Герман захрипел и стал с отсутствующим видом передвигать картонную коробку по стойке бара, словно это была последняя, окруженная врагами фигура в проигранной шахматной партии — бессмысленные три дюйма в одну сторону, три в противоположную. Он потягивал пиво и говорил о Гитлере, о безжалостной жаре, стоящей нынешним летом, о недвижимости.
— Эти беженцы валят сюда сплошным потоком и скупают все дома по Амстердам-авеню.
— Ну и что это меняет?
— Ну, их же все считают нищими и разорившимися…
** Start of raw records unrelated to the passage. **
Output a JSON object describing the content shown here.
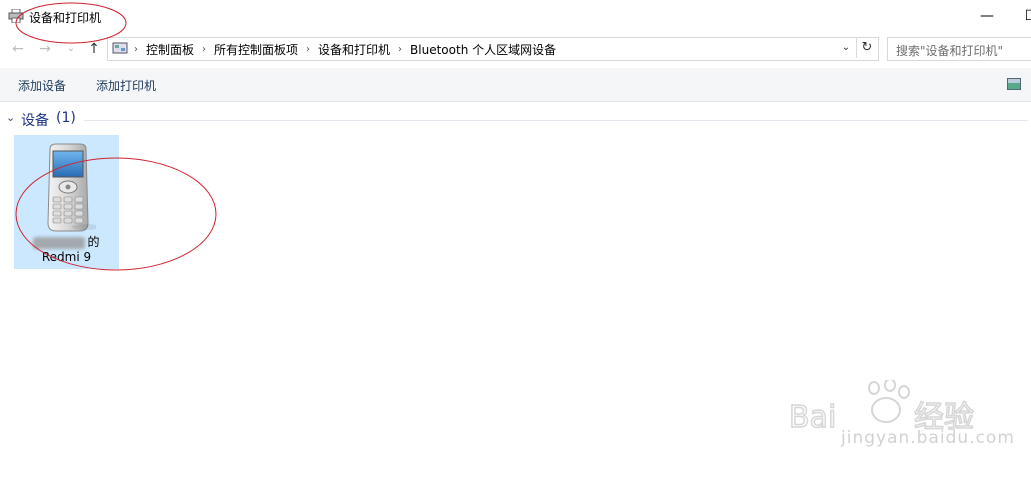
{
  "window": {
    "title": "设备和打印机",
    "minimize_glyph": "—",
    "maximize_glyph": "☐"
  },
  "address_bar": {
    "breadcrumbs": [
      "控制面板",
      "所有控制面板项",
      "设备和打印机",
      "Bluetooth 个人区域网设备"
    ],
    "separator": "›",
    "dropdown_glyph": "⌄",
    "refresh_glyph": "↻"
  },
  "search": {
    "placeholder": "搜索\"设备和打印机\""
  },
  "nav": {
    "back_glyph": "←",
    "forward_glyph": "→",
    "history_glyph": "⌄",
    "up_glyph": "↑"
  },
  "toolbar": {
    "add_device_label": "添加设备",
    "add_printer_label": "添加打印机",
    "view_icon": "view-options-icon"
  },
  "devices_group": {
    "title": "设备",
    "count": "(1)",
    "chevron": "⌄",
    "items": [
      {
        "owner_suffix": "的",
        "name": "Redmi 9",
        "icon": "mobile-phone-icon"
      }
    ]
  },
  "watermark": {
    "brand": "Bai du 经验",
    "url": "jingyan.baidu.com"
  },
  "colors": {
    "selection_bg": "#cce8ff",
    "group_title": "#1e3287",
    "annotation_red": "#d0212e"
  }
}
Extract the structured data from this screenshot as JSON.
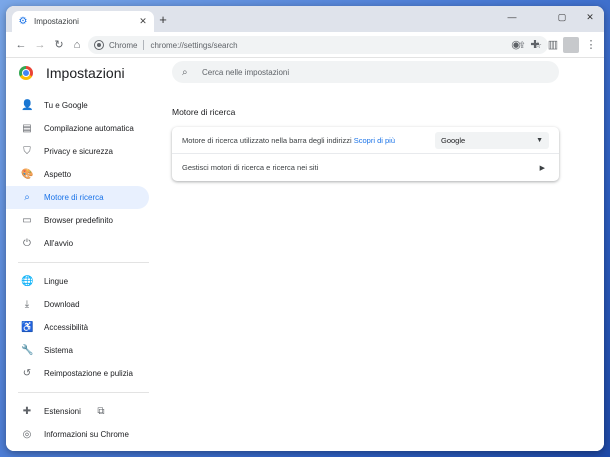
{
  "tab": {
    "title": "Impostazioni",
    "close": "✕"
  },
  "window": {
    "minimize": "—",
    "maximize": "▢",
    "close": "✕"
  },
  "newtab_label": "+",
  "omnibox": {
    "site": "Chrome",
    "url": "chrome://settings/search"
  },
  "settings": {
    "title": "Impostazioni",
    "search_placeholder": "Cerca nelle impostazioni"
  },
  "nav": {
    "group1": [
      {
        "name": "nav-you-and-google",
        "label": "Tu e Google",
        "icon": "👤",
        "active": false
      },
      {
        "name": "nav-autofill",
        "label": "Compilazione automatica",
        "icon": "▤",
        "active": false
      },
      {
        "name": "nav-privacy",
        "label": "Privacy e sicurezza",
        "icon": "⛉",
        "active": false
      },
      {
        "name": "nav-appearance",
        "label": "Aspetto",
        "icon": "🎨",
        "active": false
      },
      {
        "name": "nav-search-engine",
        "label": "Motore di ricerca",
        "icon": "⌕",
        "active": true
      },
      {
        "name": "nav-default-browser",
        "label": "Browser predefinito",
        "icon": "▭",
        "active": false
      },
      {
        "name": "nav-on-startup",
        "label": "All'avvio",
        "icon": "⏻",
        "active": false
      }
    ],
    "group2": [
      {
        "name": "nav-languages",
        "label": "Lingue",
        "icon": "🌐",
        "active": false
      },
      {
        "name": "nav-downloads",
        "label": "Download",
        "icon": "⤓",
        "active": false
      },
      {
        "name": "nav-accessibility",
        "label": "Accessibilità",
        "icon": "♿",
        "active": false
      },
      {
        "name": "nav-system",
        "label": "Sistema",
        "icon": "🔧",
        "active": false
      },
      {
        "name": "nav-reset",
        "label": "Reimpostazione e pulizia",
        "icon": "↺",
        "active": false
      }
    ],
    "group3": [
      {
        "name": "nav-extensions",
        "label": "Estensioni",
        "icon": "✚",
        "active": false,
        "external": "⧉"
      },
      {
        "name": "nav-about-chrome",
        "label": "Informazioni su Chrome",
        "icon": "◎",
        "active": false
      }
    ]
  },
  "main": {
    "section_title": "Motore di ricerca",
    "row1_text": "Motore di ricerca utilizzato nella barra degli indirizzi",
    "row1_link": "Scopri di più",
    "engine_value": "Google",
    "row2_text": "Gestisci motori di ricerca e ricerca nei siti"
  },
  "colors": {
    "accent": "#1a73e8",
    "active_bg": "#e8f0fe"
  }
}
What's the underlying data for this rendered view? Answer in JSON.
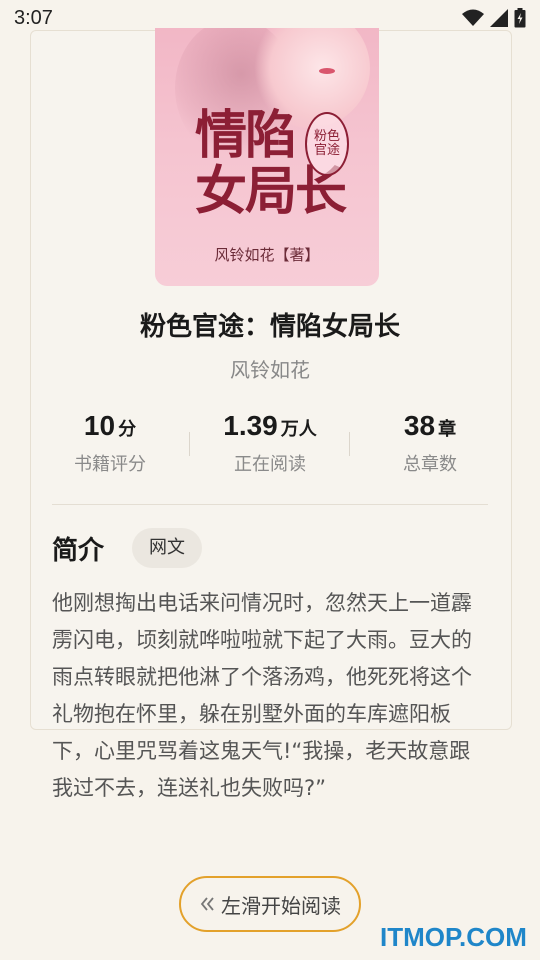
{
  "status_bar": {
    "time": "3:07",
    "icons": [
      "wifi-icon",
      "signal-icon",
      "battery-icon"
    ]
  },
  "cover": {
    "title_line1": "情陷",
    "title_line2": "女局长",
    "seal_text": "粉色官途",
    "author_line": "风铃如花【著】"
  },
  "book": {
    "title": "粉色官途：情陷女局长",
    "author": "风铃如花"
  },
  "stats": [
    {
      "value": "10",
      "unit": "分",
      "label": "书籍评分"
    },
    {
      "value": "1.39",
      "unit": "万人",
      "label": "正在阅读"
    },
    {
      "value": "38",
      "unit": "章",
      "label": "总章数"
    }
  ],
  "intro": {
    "heading": "简介",
    "tag": "网文",
    "text": "他刚想掏出电话来问情况时，忽然天上一道霹雳闪电，顷刻就哗啦啦就下起了大雨。豆大的雨点转眼就把他淋了个落汤鸡，他死死将这个礼物抱在怀里，躲在别墅外面的车库遮阳板下，心里咒骂着这鬼天气!“我操，老天故意跟我过不去，连送礼也失败吗?”"
  },
  "action": {
    "start_label": "左滑开始阅读",
    "icon": "double-chevron-left-icon"
  },
  "watermark": "ITMOP.COM",
  "colors": {
    "background": "#f7f3ec",
    "accent": "#e3a12b",
    "watermark": "#1f86c9",
    "cover_title": "#8c1f35"
  }
}
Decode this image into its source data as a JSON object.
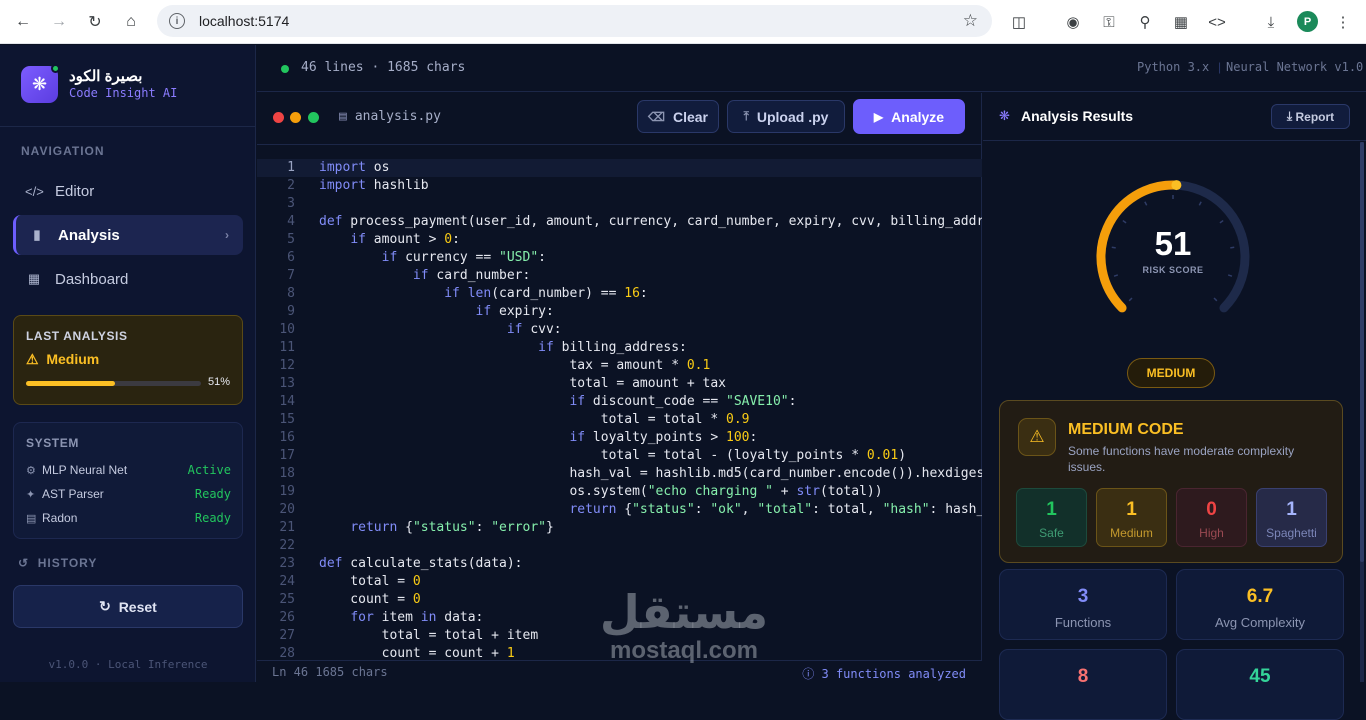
{
  "browser": {
    "url": "localhost:5174",
    "avatar_letter": "P"
  },
  "brand": {
    "name_ar": "بصيرة الكود",
    "name_en": "Code Insight AI"
  },
  "sidebar": {
    "navigation_label": "NAVIGATION",
    "items": [
      {
        "label": "Editor",
        "icon": "code-icon"
      },
      {
        "label": "Analysis",
        "icon": "bar-chart-icon",
        "active": true
      },
      {
        "label": "Dashboard",
        "icon": "grid-icon"
      }
    ],
    "last_analysis": {
      "title": "LAST ANALYSIS",
      "level": "Medium",
      "percent_text": "51%",
      "percent": 0.51
    },
    "system": {
      "title": "SYSTEM",
      "rows": [
        {
          "name": "MLP Neural Net",
          "status": "Active"
        },
        {
          "name": "AST Parser",
          "status": "Ready"
        },
        {
          "name": "Radon",
          "status": "Ready"
        }
      ]
    },
    "history_label": "HISTORY",
    "reset_label": "Reset",
    "version": "v1.0.0 · Local Inference"
  },
  "topbar": {
    "stats": "46 lines · 1685 chars",
    "python": "Python 3.x",
    "model": "Neural Network v1.0"
  },
  "editor": {
    "filename": "analysis.py",
    "clear_label": "Clear",
    "upload_label": "Upload .py",
    "analyze_label": "Analyze",
    "footer_left": "Ln 46   1685 chars",
    "footer_right": "3 functions analyzed"
  },
  "results": {
    "title": "Analysis Results",
    "report_label": "Report",
    "score": "51",
    "score_label": "RISK SCORE",
    "score_fraction": 0.51,
    "level_pill": "MEDIUM",
    "medium_card": {
      "title": "MEDIUM CODE",
      "subtitle": "Some functions have moderate complexity issues.",
      "chips": [
        {
          "value": "1",
          "label": "Safe",
          "color": "#22c55e"
        },
        {
          "value": "1",
          "label": "Medium",
          "color": "#fbbf24"
        },
        {
          "value": "0",
          "label": "High",
          "color": "#ef4444"
        },
        {
          "value": "1",
          "label": "Spaghetti",
          "color": "#a5b4fc"
        }
      ]
    },
    "metrics": [
      {
        "value": "3",
        "label": "Functions",
        "color": "#818cf8"
      },
      {
        "value": "6.7",
        "label": "Avg Complexity",
        "color": "#fbbf24"
      },
      {
        "value": "8",
        "label": "",
        "color": "#f87171"
      },
      {
        "value": "45",
        "label": "",
        "color": "#34d399"
      }
    ]
  },
  "watermark": {
    "ar": "مستقل",
    "en": "mostaql.com"
  },
  "colors": {
    "accent": "#6d5efc",
    "medium": "#fbbf24",
    "ok": "#22c55e"
  }
}
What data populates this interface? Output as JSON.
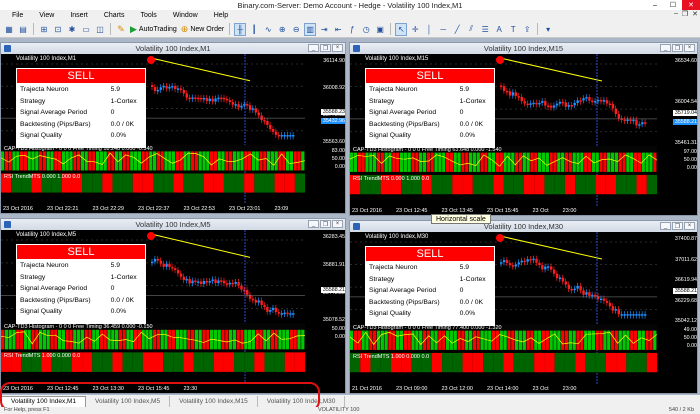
{
  "app": {
    "title": "Binary.com-Server: Demo Account - Hedge - Volatility 100 Index,M1",
    "window_controls": [
      "–",
      "☐",
      "✕"
    ]
  },
  "menu": {
    "items": [
      "File",
      "View",
      "Insert",
      "Charts",
      "Tools",
      "Window",
      "Help"
    ],
    "mdi_controls": [
      "–",
      "❐",
      "✕"
    ]
  },
  "toolbar": {
    "autotrading": "AutoTrading",
    "new_order": "New Order"
  },
  "panel": {
    "signal": "SELL",
    "rows": [
      {
        "label": "Trajecta Neuron",
        "value": "5.9"
      },
      {
        "label": "Strategy",
        "value": "1-Cortex"
      },
      {
        "label": "Signal Average Period",
        "value": "0"
      },
      {
        "label": "Backtesting (Pips/Bars)",
        "value": "0.0 / 0K"
      },
      {
        "label": "Signal Quality",
        "value": "0.0%"
      }
    ]
  },
  "windows": [
    {
      "title": "Volatility 100 Index,M1",
      "symbol": "Volatility 100 Index,M1",
      "prices": [
        "36114.90",
        "36008.92",
        "35775.93",
        "35563.60"
      ],
      "price_boxes": [
        "35588.23",
        "35432.96"
      ],
      "ind1": "CAP-TD3 Histogram - 0 0 0 Free Timing 18.248 0.000 -0.340",
      "ind2": "RSI TrendMTS 0.000 1.000 0.0",
      "ind_scale": [
        "83.00",
        "50.00",
        "0.00"
      ],
      "dates": [
        "23 Oct 2016",
        "23 Oct 22:21",
        "23 Oct 22:29",
        "23 Oct 22:37",
        "23 Oct 22:53",
        "23 Oct 23:01",
        "23:09"
      ]
    },
    {
      "title": "Volatility 100 Index,M15",
      "symbol": "Volatility 100 Index,M15",
      "prices": [
        "36534.60",
        "36004.54",
        "35461.31"
      ],
      "price_boxes": [
        "35719.04",
        "35588.21"
      ],
      "ind1": "CAP-TD3 Histogram - 0 0 0 Free Timing 63.648 0.000 -1.540",
      "ind2": "RSI TrendMTS 0.000 1.000 0.0",
      "ind_scale": [
        "97.00",
        "50.00",
        "0.00"
      ],
      "dates": [
        "23 Oct 2016",
        "23 Oct 12:45",
        "23 Oct 13:45",
        "23 Oct 15:45",
        "23 Oct",
        "23:00"
      ]
    },
    {
      "title": "Volatility 100 Index,M5",
      "symbol": "Volatility 100 Index,M5",
      "prices": [
        "36283.45",
        "35881.91",
        "35443.22",
        "35078.52"
      ],
      "price_boxes": [
        "35588.21"
      ],
      "ind1": "CAP-TD3 Histogram - 0 0 0 Free Timing 36.459 0.000 -0.150",
      "ind2": "RSI TrendMTS 1.000 0.000 0.0",
      "ind_scale": [
        "50.00",
        "0.00"
      ],
      "dates": [
        "23 Oct 2016",
        "23 Oct 12:45",
        "23 Oct 13:30",
        "23 Oct 15:45",
        "23:30"
      ]
    },
    {
      "title": "Volatility 100 Index,M30",
      "symbol": "Volatility 100 Index,M30",
      "prices": [
        "37400.87",
        "37011.62",
        "36619.94",
        "36229.68",
        "35042.12"
      ],
      "price_boxes": [
        "35588.21"
      ],
      "ind1": "CAP-TD3 Histogram - 0 0 0 Free Timing 77.400 0.000 -1.320",
      "ind2": "RSI TrendMTS 1.000 0.000 0.0",
      "ind_scale": [
        "49.00",
        "50.00",
        "0.00"
      ],
      "dates": [
        "21 Oct 2016",
        "23 Oct 09:00",
        "23 Oct 12:00",
        "23 Oct 14:00",
        "23 Oct",
        "23:00"
      ]
    }
  ],
  "tooltip": "Horizontal scale",
  "tabs": [
    "Volatility 100 Index,M1",
    "Volatility 100 Index,M5",
    "Volatility 100 Index,M15",
    "Volatility 100 Index,M30"
  ],
  "status": {
    "left": "For Help, press F1",
    "mid": "VOLATILITY 100",
    "right": "540 / 2 Kb"
  },
  "colors": {
    "sell": "#ff0000",
    "trend": "#ffff00",
    "bull": "#1e90ff",
    "bear": "#ff1e1e",
    "hist_green": "#00c800",
    "hist_red": "#ff0000"
  }
}
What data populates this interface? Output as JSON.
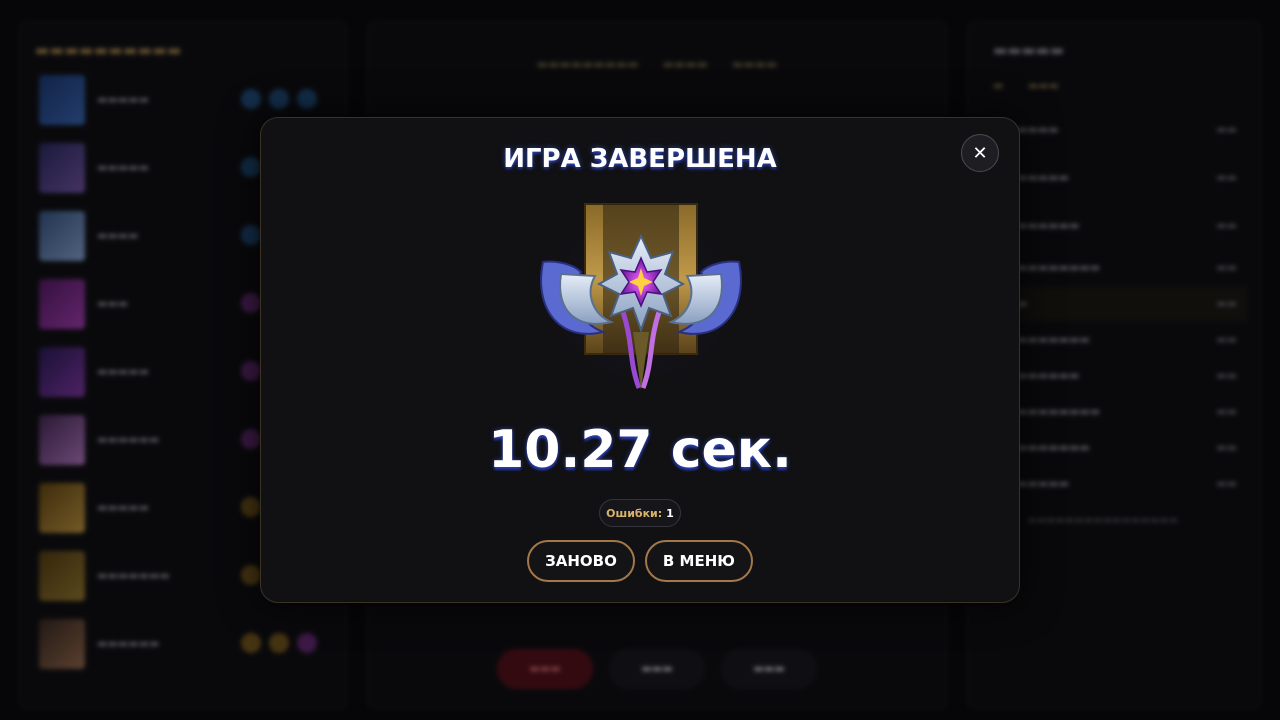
{
  "modal": {
    "title": "ИГРА ЗАВЕРШЕНА",
    "close_symbol": "✕",
    "medal_icon": "divine-rank-medal-icon",
    "time_text": "10.27 сек.",
    "errors_label": "Ошибки:",
    "errors_value": "1",
    "buttons": {
      "restart": "ЗАНОВО",
      "menu": "В МЕНЮ"
    }
  },
  "colors": {
    "modal_border": "#3a3222",
    "button_border": "#a2784a",
    "errors_label": "#d9b36a",
    "title_glow": "#466eff"
  }
}
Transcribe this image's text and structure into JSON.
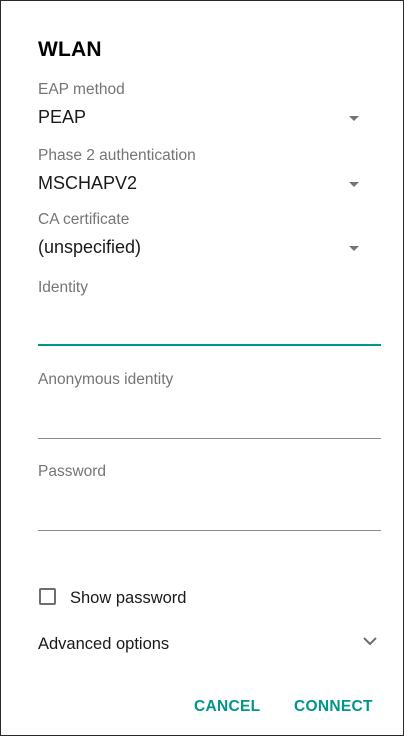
{
  "dialog": {
    "title": "WLAN"
  },
  "fields": {
    "eap_method": {
      "label": "EAP method",
      "value": "PEAP"
    },
    "phase2": {
      "label": "Phase 2 authentication",
      "value": "MSCHAPV2"
    },
    "ca_cert": {
      "label": "CA certificate",
      "value": "(unspecified)"
    },
    "identity": {
      "label": "Identity",
      "value": ""
    },
    "anonymous_identity": {
      "label": "Anonymous identity",
      "value": ""
    },
    "password": {
      "label": "Password",
      "value": ""
    }
  },
  "show_password": {
    "label": "Show password",
    "checked": false
  },
  "advanced": {
    "label": "Advanced options",
    "icon": "chevron-down-icon"
  },
  "buttons": {
    "cancel": "CANCEL",
    "connect": "CONNECT"
  },
  "colors": {
    "accent": "#009688",
    "label_gray": "#757575",
    "text": "#1a1a1a"
  }
}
— И ты хочешь, чтобы они были еще более разорившимися и нищими? Ты что, вообще ничего не понимаешь? Теперь, когда в Испании победил Франко, Гитлер намерен напасть на Россию, и будет ужасная война. А ты только и можешь думать, что о недвижимости.
— Ну и что, если он нападет на Россию?
— О Боже, я лучше домой пойду. — Ее охватило отвращение и, поглядев на картонную коробку с прахом, она быстро допила вторую порцию мартини; как же это все-таки странно и непонятно, что целый человек поместился в коробочку размером в четыре на шесть дюймов, в которую даже пара булочек не влезет…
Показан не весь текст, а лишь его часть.